I really enjoyed reading this story and wished I had a child with me to share the experience. The Most Magnificent Thing opens up a wealth of opportunities for discussions about creativity, experimentation, success, failure, and persistence. It would be fun to read to a classroom or an individual child.

I would like to extend my thanks to netgalley.com and to Kids Can Press for giving me the opportunity to read this book in exchange for an honest review.

Rating: 5/5

Category: Children’s Fiction 

Notes: Ages—3-7 years

Grade Level—Preschool-2

Publication:   April 1, 2014—Kids Can Press

Do Not Take Your Dragon to Dinner–fun picture book

Do Not Take Your Dragon to Dinner

written by Julie Gassman

illustrated by Andy Elkerton

Do Not Take Your Dragon to DinnerAlmost any child will enjoy Do Not Take Your Dragon to Dinner; its predictable rhyming patterns and repetition will charm. Its descriptions of all the rude behaviors a dragon might engage in are sure to disgust to the delight of children. Dinosaur lovers will be particularly happy reading this book. The illustrations are bright, colorful, large, and seem to jump off the page. The illustrator worked hard to be inclusive of children of both genders and many ethnicities. The best part of the book’s structure is that after showing all the annoying and disgusting things a dragon might do at a restaurant, the author suggests that the child teach the dragon dining etiquette at home so he will be welcome in a restaurant with the child.

This book bears a strong resemblance to How Do Dinosaurs Eat their Food by Jane Yolen. The focus of Do Not Take Your Dragon to Dinner is, of course, dragons, but these dragons strongly evoke fanciful dinosaurs. If your child enjoys Yolen’s “How Do Dinosaurs…” books, then he or she would probably enjoy Do Not Take Your Dragon to Dinner. My ultimate test for a good children’s book is to decide if the adult will enjoy reading the book with the child as read-alouds should always be a time of pleasure for all involved. In the case of this book, I personally give it two thumbs up!

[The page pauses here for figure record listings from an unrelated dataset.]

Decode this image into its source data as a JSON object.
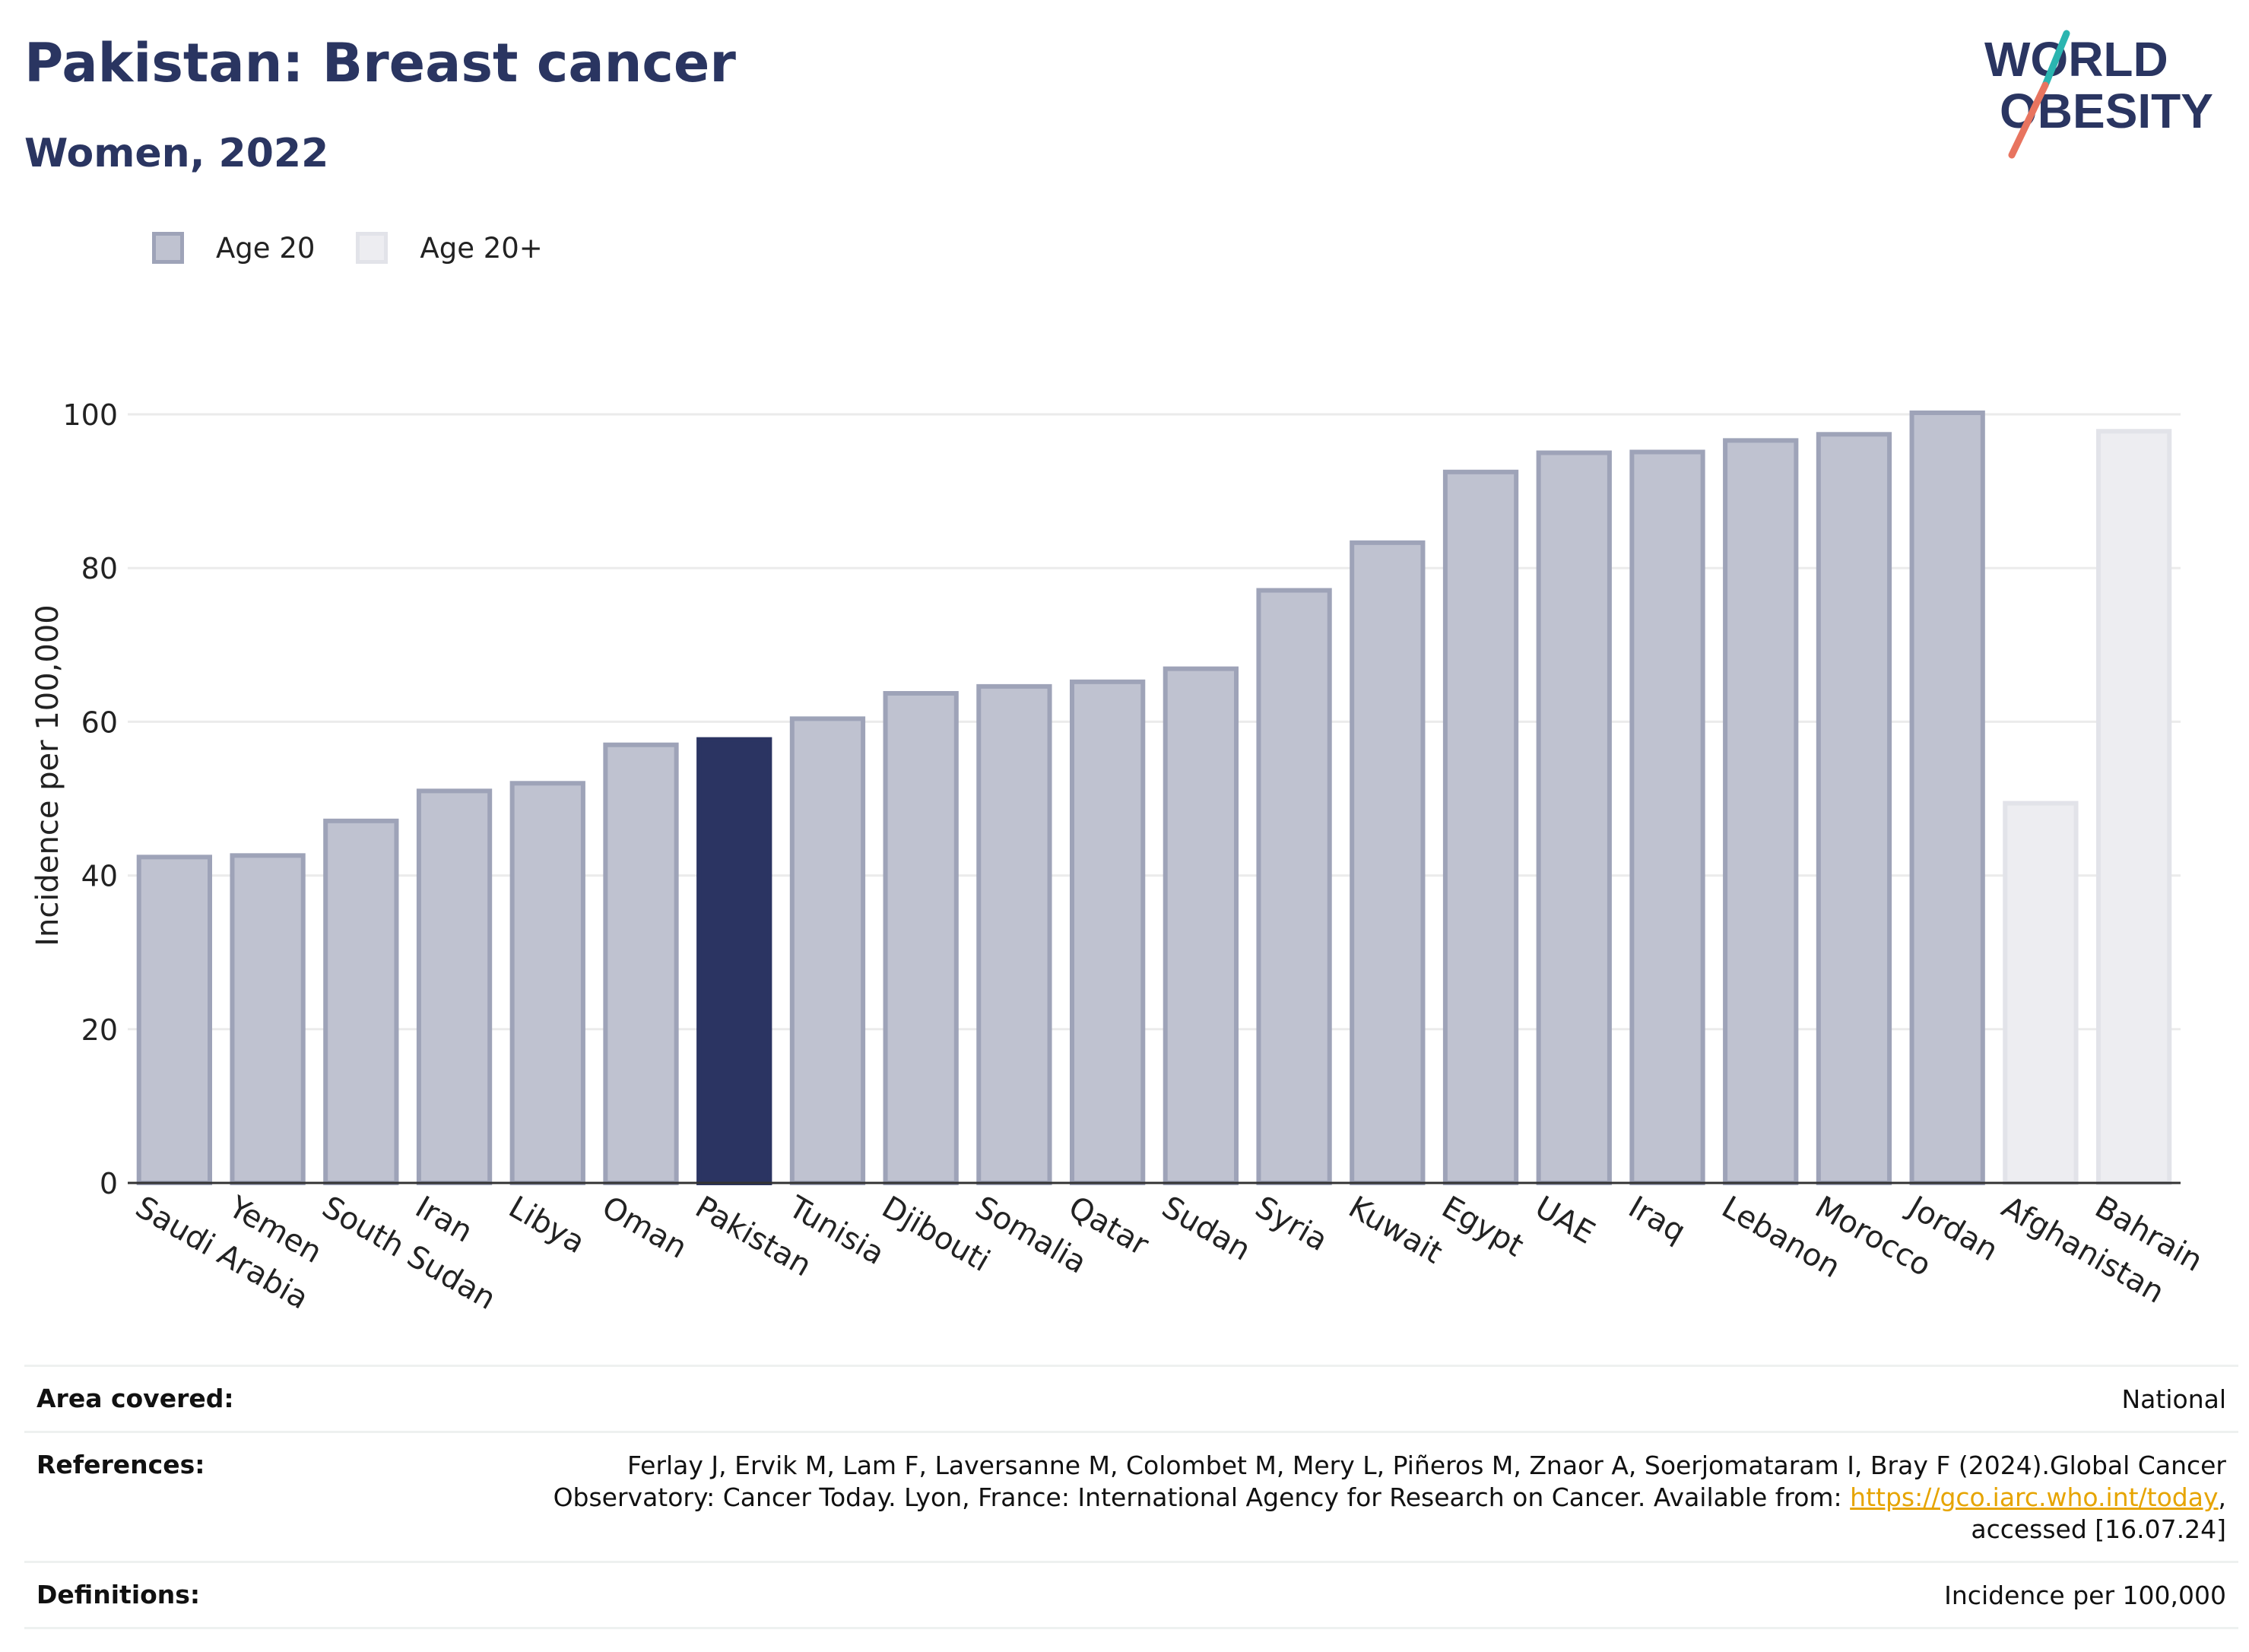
{
  "header": {
    "title": "Pakistan: Breast cancer",
    "subtitle": "Women, 2022"
  },
  "logo": {
    "line1": "WORLD",
    "line2": "OBESITY"
  },
  "colors": {
    "title": "#2a3561",
    "bar_age20_fill": "#bfc2d0",
    "bar_age20_stroke": "#9ea3b8",
    "bar_highlight": "#2b3462",
    "bar_age20plus_fill": "#ededf1",
    "bar_age20plus_stroke": "#e2e3e9",
    "link": "#e6a400"
  },
  "chart_data": {
    "type": "bar",
    "ylabel": "Incidence per 100,000",
    "ylim": [
      0,
      100
    ],
    "yticks": [
      0,
      20,
      40,
      60,
      80,
      100
    ],
    "grid": true,
    "legend_placement": "top-left",
    "legend": [
      {
        "name": "Age 20",
        "swatch": "age20"
      },
      {
        "name": "Age 20+",
        "swatch": "age20plus"
      }
    ],
    "highlight": "Pakistan",
    "categories": [
      "Saudi Arabia",
      "Yemen",
      "South Sudan",
      "Iran",
      "Libya",
      "Oman",
      "Pakistan",
      "Tunisia",
      "Djibouti",
      "Somalia",
      "Qatar",
      "Sudan",
      "Syria",
      "Kuwait",
      "Egypt",
      "UAE",
      "Iraq",
      "Lebanon",
      "Morocco",
      "Jordan",
      "Afghanistan",
      "Bahrain"
    ],
    "series": [
      {
        "name": "Age 20",
        "values": [
          42.4,
          42.6,
          47.1,
          51.0,
          52.0,
          57.0,
          57.7,
          60.4,
          63.7,
          64.6,
          65.2,
          66.9,
          77.1,
          83.3,
          92.5,
          95.0,
          95.1,
          96.6,
          97.4,
          100.2,
          null,
          null
        ]
      },
      {
        "name": "Age 20+",
        "values": [
          null,
          null,
          null,
          null,
          null,
          null,
          null,
          null,
          null,
          null,
          null,
          null,
          null,
          null,
          null,
          null,
          null,
          null,
          null,
          null,
          49.4,
          97.8
        ]
      }
    ]
  },
  "info": {
    "area_label": "Area covered:",
    "area_value": "National",
    "references_label": "References:",
    "references_line1": "Ferlay J, Ervik M, Lam F, Laversanne M, Colombet M, Mery L, Piñeros M, Znaor A, Soerjomataram I, Bray F (2024).Global Cancer",
    "references_line2_pre": "Observatory: Cancer Today. Lyon, France: International Agency for Research on Cancer. Available from: ",
    "references_link": "https://gco.iarc.who.int/today",
    "references_line2_post": ",",
    "references_line3": "accessed [16.07.24]",
    "definitions_label": "Definitions:",
    "definitions_value": "Incidence per 100,000"
  }
}
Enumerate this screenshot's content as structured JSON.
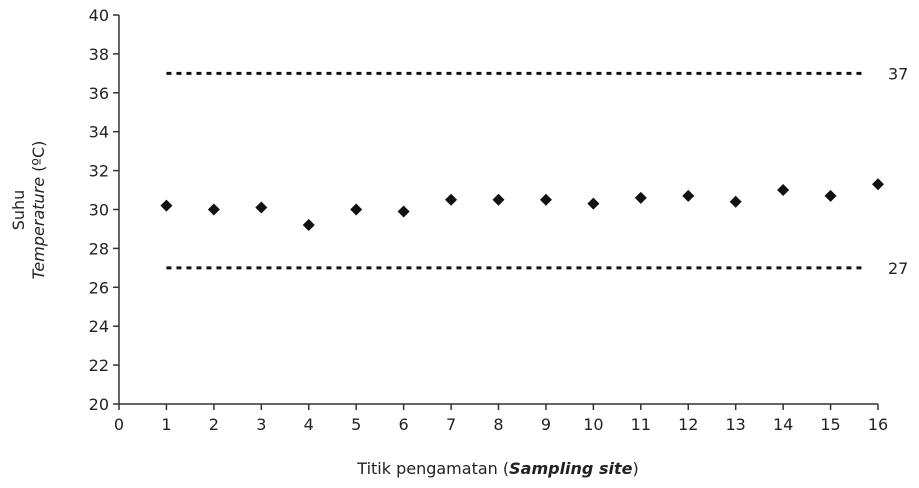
{
  "chart_data": {
    "type": "scatter",
    "xlabel_main": "Titik pengamatan (",
    "xlabel_italic": "Sampling site",
    "xlabel_close": ")",
    "ylabel_line1": "Suhu",
    "ylabel_line2_italic": "Temperature",
    "ylabel_line2_unit": " (ºC)",
    "xlim": [
      0,
      16
    ],
    "ylim": [
      20,
      40
    ],
    "x_ticks": [
      "0",
      "1",
      "2",
      "3",
      "4",
      "5",
      "6",
      "7",
      "8",
      "9",
      "10",
      "11",
      "12",
      "13",
      "14",
      "15",
      "16"
    ],
    "y_ticks": [
      "20",
      "22",
      "24",
      "26",
      "28",
      "30",
      "32",
      "34",
      "36",
      "38",
      "40"
    ],
    "grid": false,
    "marker": "diamond",
    "marker_color": "#111111",
    "x": [
      1,
      2,
      3,
      4,
      5,
      6,
      7,
      8,
      9,
      10,
      11,
      12,
      13,
      14,
      15,
      16
    ],
    "y": [
      30.2,
      30.0,
      30.1,
      29.2,
      30.0,
      29.9,
      30.5,
      30.5,
      30.5,
      30.3,
      30.6,
      30.7,
      30.4,
      31.0,
      30.7,
      31.3
    ],
    "reference_lines": [
      {
        "y": 37,
        "label": "37",
        "style": "dotted",
        "x_start": 1,
        "x_end": 16
      },
      {
        "y": 27,
        "label": "27",
        "style": "dotted",
        "x_start": 1,
        "x_end": 16
      }
    ]
  }
}
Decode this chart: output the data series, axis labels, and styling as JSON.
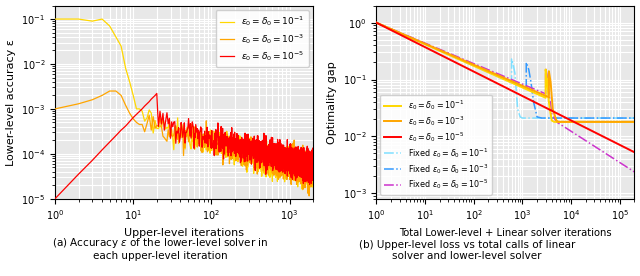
{
  "left_plot": {
    "xlabel": "Upper-level iterations",
    "ylabel": "Lower-level accuracy ε",
    "xlim": [
      1,
      2000
    ],
    "ylim": [
      1e-05,
      0.2
    ],
    "colors": [
      "#FFD700",
      "#FFA500",
      "#FF0000"
    ],
    "labels": [
      "$\\varepsilon_0 = \\delta_0 = 10^{-1}$",
      "$\\varepsilon_0 = \\delta_0 = 10^{-3}$",
      "$\\varepsilon_0 = \\delta_0 = 10^{-5}$"
    ]
  },
  "right_plot": {
    "xlabel": "Total Lower-level + Linear solver iterations",
    "ylabel": "Optimality gap",
    "xlim": [
      1,
      200000.0
    ],
    "ylim": [
      0.0008,
      2
    ],
    "colors_adaptive": [
      "#FFD700",
      "#FFA500",
      "#FF0000"
    ],
    "colors_fixed": [
      "#7FDFFF",
      "#3399FF",
      "#CC33CC"
    ],
    "labels_adaptive": [
      "$\\varepsilon_0 = \\delta_0 = 10^{-1}$",
      "$\\varepsilon_0 = \\delta_0 = 10^{-3}$",
      "$\\varepsilon_0 = \\delta_0 = 10^{-5}$"
    ],
    "labels_fixed": [
      "Fixed $\\varepsilon_0 = \\delta_0 = 10^{-1}$",
      "Fixed $\\varepsilon_0 = \\delta_0 = 10^{-3}$",
      "Fixed $\\varepsilon_0 = \\delta_0 = 10^{-5}$"
    ]
  },
  "background": "#e8e8e8",
  "grid_color": "white"
}
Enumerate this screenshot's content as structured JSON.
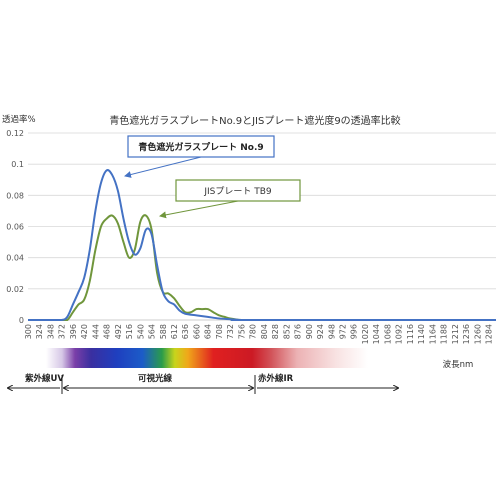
{
  "chart_data": {
    "type": "line",
    "title": "青色遮光ガラスプレートNo.9とJISプレート遮光度9の透過率比較",
    "ylabel": "透過率%",
    "xlabel": "波長nm",
    "ylim": [
      0,
      0.12
    ],
    "yticks": [
      "0",
      "0.02",
      "0.04",
      "0.06",
      "0.08",
      "0.1",
      "0.12"
    ],
    "yticks_values": [
      0,
      0.02,
      0.04,
      0.06,
      0.08,
      0.1,
      0.12
    ],
    "x_categories": [
      "300",
      "324",
      "348",
      "372",
      "396",
      "420",
      "444",
      "468",
      "492",
      "516",
      "540",
      "564",
      "588",
      "612",
      "636",
      "660",
      "684",
      "708",
      "732",
      "756",
      "780",
      "804",
      "828",
      "852",
      "876",
      "900",
      "924",
      "948",
      "972",
      "996",
      "1020",
      "1044",
      "1068",
      "1092",
      "1116",
      "1140",
      "1164",
      "1188",
      "1212",
      "1236",
      "1260",
      "1284"
    ],
    "grid": true,
    "series": [
      {
        "name": "青色遮光ガラスプレート No.9",
        "color": "#4472c4",
        "points": [
          [
            300,
            0
          ],
          [
            348,
            0
          ],
          [
            372,
            0
          ],
          [
            384,
            0.002
          ],
          [
            396,
            0.01
          ],
          [
            408,
            0.018
          ],
          [
            420,
            0.027
          ],
          [
            432,
            0.045
          ],
          [
            444,
            0.07
          ],
          [
            456,
            0.088
          ],
          [
            468,
            0.096
          ],
          [
            480,
            0.093
          ],
          [
            492,
            0.083
          ],
          [
            504,
            0.065
          ],
          [
            516,
            0.05
          ],
          [
            528,
            0.042
          ],
          [
            540,
            0.046
          ],
          [
            552,
            0.058
          ],
          [
            564,
            0.055
          ],
          [
            576,
            0.035
          ],
          [
            588,
            0.018
          ],
          [
            600,
            0.012
          ],
          [
            612,
            0.01
          ],
          [
            624,
            0.006
          ],
          [
            636,
            0.004
          ],
          [
            660,
            0.003
          ],
          [
            684,
            0.002
          ],
          [
            708,
            0.001
          ],
          [
            732,
            0.0005
          ],
          [
            756,
            0
          ],
          [
            780,
            0
          ],
          [
            1300,
            0
          ]
        ]
      },
      {
        "name": "JISプレート TB9",
        "color": "#70963c",
        "points": [
          [
            300,
            0
          ],
          [
            348,
            0
          ],
          [
            372,
            0
          ],
          [
            384,
            0
          ],
          [
            396,
            0.005
          ],
          [
            408,
            0.01
          ],
          [
            420,
            0.013
          ],
          [
            432,
            0.025
          ],
          [
            444,
            0.045
          ],
          [
            456,
            0.06
          ],
          [
            468,
            0.065
          ],
          [
            480,
            0.067
          ],
          [
            492,
            0.062
          ],
          [
            504,
            0.05
          ],
          [
            516,
            0.04
          ],
          [
            528,
            0.045
          ],
          [
            540,
            0.063
          ],
          [
            552,
            0.067
          ],
          [
            564,
            0.058
          ],
          [
            576,
            0.03
          ],
          [
            588,
            0.018
          ],
          [
            600,
            0.017
          ],
          [
            612,
            0.014
          ],
          [
            624,
            0.009
          ],
          [
            636,
            0.005
          ],
          [
            648,
            0.005
          ],
          [
            660,
            0.007
          ],
          [
            672,
            0.007
          ],
          [
            684,
            0.007
          ],
          [
            696,
            0.005
          ],
          [
            708,
            0.003
          ],
          [
            720,
            0.002
          ],
          [
            732,
            0.001
          ],
          [
            756,
            0
          ],
          [
            780,
            0
          ],
          [
            1300,
            0
          ]
        ]
      }
    ],
    "annotations": [
      {
        "text": "青色遮光ガラスプレート No.9",
        "points_to_series": 0
      },
      {
        "text": "JISプレート TB9",
        "points_to_series": 1
      }
    ]
  },
  "spectrum_bands": [
    {
      "label": "紫外線UV"
    },
    {
      "label": "可視光線"
    },
    {
      "label": "赤外線IR"
    }
  ]
}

I would like to extend my thanks to netgalley.com and to Capstone Young Readers for giving me the opportunity to read this book in exchange for an honest review.

Rating: 5/5

Category: Humor, Children’s Fiction

Notes: suggested for ages 3-7; fun for home or school

Publication:   September 1, 2017—Capstone Young Readers

Memorable Lines: 

A rude guest like a dragon disturbs everyone.

He barges right in. He spoils the fun.

A wing in your face! A tail in a drink!

And worst of all, that distinct dragon STINK!